Ransomware is a powerful resource used by malicious agents to blackmail individuals and organizations for a ransom. And with bigger, more important victims, the criminals could get heftier rewards, right?
The logic behind this statement makes sense. If a malicious party successfully attacks a powerful institution, in charge of sensitive or critical activities, the criminal may have some additional leverage to obtain a larger ransom.
For many years, cybercrime has caused billions in losses. The society, along with its businesses and public institutions, was paying for those financial blows. But things are changing as technology becomes more of an intrinsic element in our lives.

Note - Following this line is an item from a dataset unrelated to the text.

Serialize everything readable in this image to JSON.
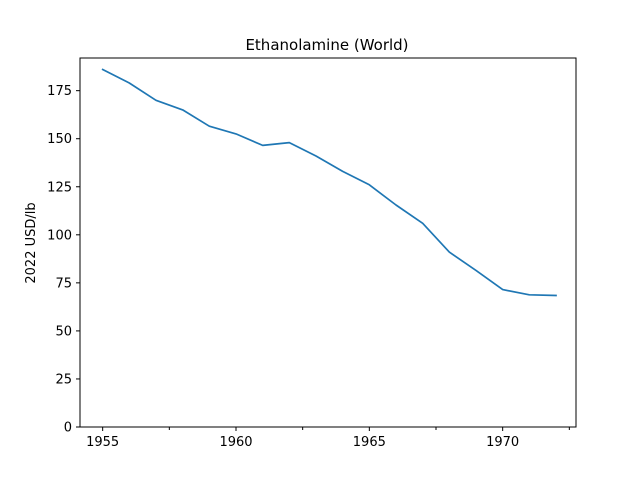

Life loss was something unthinkable as a consequence of cybercrime, until now. Cyberattacks are evolving at their core. Human lives are truly at stake now, despite how dramatic this may sound.
The German Case
Malicious actors, particularly ransomware operators, have stated since the beginning of the ongoing pandemic that they would leave healthcare providers, such as hospitals, alone. They would look for victims at other places. However, accidents can happen.
On September 10, the University Hospital of Düsseldorf suffered a cyberattack that disabled critical systems. The ransomware attack targeted a Citrix ADC CVE-2019-19781 vulnerability that shut down the hospital’s infrastructure on different levels.
As a result, a woman that was hospitalized at the facilities had to be sent quickly to another hospital, one that is 20 miles away. Due to her condition, she died.
As the authorities investigate the case and legally consider it a homicide, the malicious party responsible left a ransom note suggesting that the ransomware software was used directed to the Heinrich Heine University and not the affected hospital.
If the ransom note reflects the truth, it may mean that the attack was misdirected, a mistake that ended up affecting an essential facility and causing a civil casualty.
Cyberwarfare and Our Expectations
As the terms “cyberwarfare”, “state-backed espionage”, and “cyberterrorism” become more common, we cannot simply ignore the potential threats to be seen in a not-so-distant future.
Cyberattacks have the power to cause life loss in many ways. The German case may be the first time that ransomware is involved in a person’s death. Unfortunately, we cannot be sure that this situation will not happen again.
Cyberwarfare is a new reality that slowly develops in front of us. Governments all over the world and their operators are using cyberattacks to inflict damage to their enemies’ infrastructure. As technology becomes an essential part of managing cities and nations, the risk grows bigger.
There are other dimensions of this challenge to be considered. Back in May 2019, we witnessed the first real-time physical response to a cyberattack, one that resulted in life loss. The Israel Defense Force carried out an airstrike on a building where suspected HAMAS threat agents were operating. The number of deaths is unknown but the situation alone was shocking and scary enough to draw the cybersecurity’s community attention.
The German case is another chapter in this story. Yet, the solution isn’t to stop technology’s integration to our society as it provides extraordinary perks in quality of life and overall progress.
Instead, the real solution is to fight the threats back with robust cybersecurity solutions.
Healthcare facilities all over the world, especially after witnessing this awful event, will most likely evaluate their options to protect their systems. Even if malicious agents make public promises of leaving hospitals alone during these difficult times, this should not be reason enough to keep their infrastructure unprotected.